Unless you fancy finding me the clause in an Army service contract which mandates war crimes, breach of international law, torture and the murder of innocent civilians I suggest that you shut the fuck up.
posted by dmt at 5:38 PM on May 5, 2004


Wow. In one thread I've been accused of a misunderstanding of both statistics and law, but neither argument has actually made a substantive case against what I was saying. And both were openly hostile to me.

Are there any more self-proclaimed experts in the house whose fields I can demonstrate my ignorance of? I'd love to give you the opportunity to score points for your adoring fans without having to make any fucking point at all.

MetaFilter: You don't have to be right, as long as you're proper.
posted by jammer at 9:44 PM on May 5, 2004


they volunteered to cede their decision-making authority to others when they signed their contracts.

i also have a feeling that when they signed up, they made the assumption that their commander in Chief would be aware of what's happening from HIS subordinates instead of finding out about it on TV.
posted by nyoki at 10:38 PM on May 5, 2004


He'd have to be able to credibly answer "no" to the question from a review board "if Osama bin Ladin is coming at your mama with a pitchfork, would you shoot him?"
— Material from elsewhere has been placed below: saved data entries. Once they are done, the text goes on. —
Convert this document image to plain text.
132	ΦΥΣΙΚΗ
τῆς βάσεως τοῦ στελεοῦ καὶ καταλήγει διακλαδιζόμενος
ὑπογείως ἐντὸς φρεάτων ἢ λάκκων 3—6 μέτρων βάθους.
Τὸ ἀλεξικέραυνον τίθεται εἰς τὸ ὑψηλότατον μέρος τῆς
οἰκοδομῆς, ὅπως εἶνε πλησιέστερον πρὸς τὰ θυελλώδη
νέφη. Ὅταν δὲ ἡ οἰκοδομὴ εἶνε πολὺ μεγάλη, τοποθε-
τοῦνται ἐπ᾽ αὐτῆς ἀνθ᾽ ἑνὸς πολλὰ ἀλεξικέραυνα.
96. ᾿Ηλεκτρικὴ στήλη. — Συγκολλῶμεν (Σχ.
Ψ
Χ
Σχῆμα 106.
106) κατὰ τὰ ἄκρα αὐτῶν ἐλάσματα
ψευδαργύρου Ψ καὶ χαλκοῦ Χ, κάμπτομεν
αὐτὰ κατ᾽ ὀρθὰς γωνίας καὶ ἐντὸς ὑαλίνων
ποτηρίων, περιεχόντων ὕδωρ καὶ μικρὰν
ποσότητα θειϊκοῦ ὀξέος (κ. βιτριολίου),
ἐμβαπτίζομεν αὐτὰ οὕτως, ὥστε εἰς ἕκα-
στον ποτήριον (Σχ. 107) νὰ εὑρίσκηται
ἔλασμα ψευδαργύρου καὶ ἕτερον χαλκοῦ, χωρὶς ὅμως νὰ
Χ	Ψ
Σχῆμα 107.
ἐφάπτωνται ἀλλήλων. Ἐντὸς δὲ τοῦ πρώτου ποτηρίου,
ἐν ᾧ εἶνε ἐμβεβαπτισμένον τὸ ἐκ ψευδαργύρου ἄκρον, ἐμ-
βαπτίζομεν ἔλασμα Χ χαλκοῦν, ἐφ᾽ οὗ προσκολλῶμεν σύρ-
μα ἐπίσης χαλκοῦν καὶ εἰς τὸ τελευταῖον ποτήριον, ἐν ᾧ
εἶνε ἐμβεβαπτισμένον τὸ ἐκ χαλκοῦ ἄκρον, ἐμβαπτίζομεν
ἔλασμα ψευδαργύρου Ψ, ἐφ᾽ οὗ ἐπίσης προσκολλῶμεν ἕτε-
No. He'd have to be able to credibly answer "no" to the question from a review board "if Osama bin Ladin is coming at your county with a pitchfork, would you shoot him?"

Which wouldn't make a lot of sense.
posted by stavrosthewonderchicken at 2:12 AM on May 6, 2004


...or, you know, country. Same meat, different gravy.
posted by stavrosthewonderchicken at 2:12 AM on May 6, 2004


Jammer: And, indeed, these rates are far lower than in previous conflagrations. That's a desertion rate of about 3.5 per 1000. Detractors of this war love to compare it to Viet Nam... to get anywhere close to the desertion rates of even the early years of Viet Nam, you're going to have to quadruple the rates of desertion. If you want our soldiers to run away at the rate of 1971, the peak year, you'll need to convince 10 times as many to do so.

Jammer, you're forgetting two things:
1. In the war in Viet Nam, the peak of desertions occured in a (partially) conscript army. The occupation troops in Iraq are not conscripts but rather, as you pointed out, people who willingly joined the army, a group that naturally would have fewer deserters...
2. We are one year after the invasion. The relevant numbers to compare the desertion rate with would be from 1964 or 1965, for which, in the table you linked to, there are no available statistics.
posted by talos at 9:53 AM on May 6, 2004


Why don't you leave contract law to those of us who've got some understanding of it? -dmt

The enlistment document is more of an agreement than a contract.

My recruiter explained to me that a contract has to have consent by both parties before any changes can occur, and that in an agreement one party (the military) can change it without the consent of the signer. Are those definitions about correct? FWIW, IANAML.

The Document for Enlistment should be a good review for you before you choke on your "Contract Frustration".

As for Mejia running and hiding? I would be too if I were facing ART 85 charges with the death penalty on the table.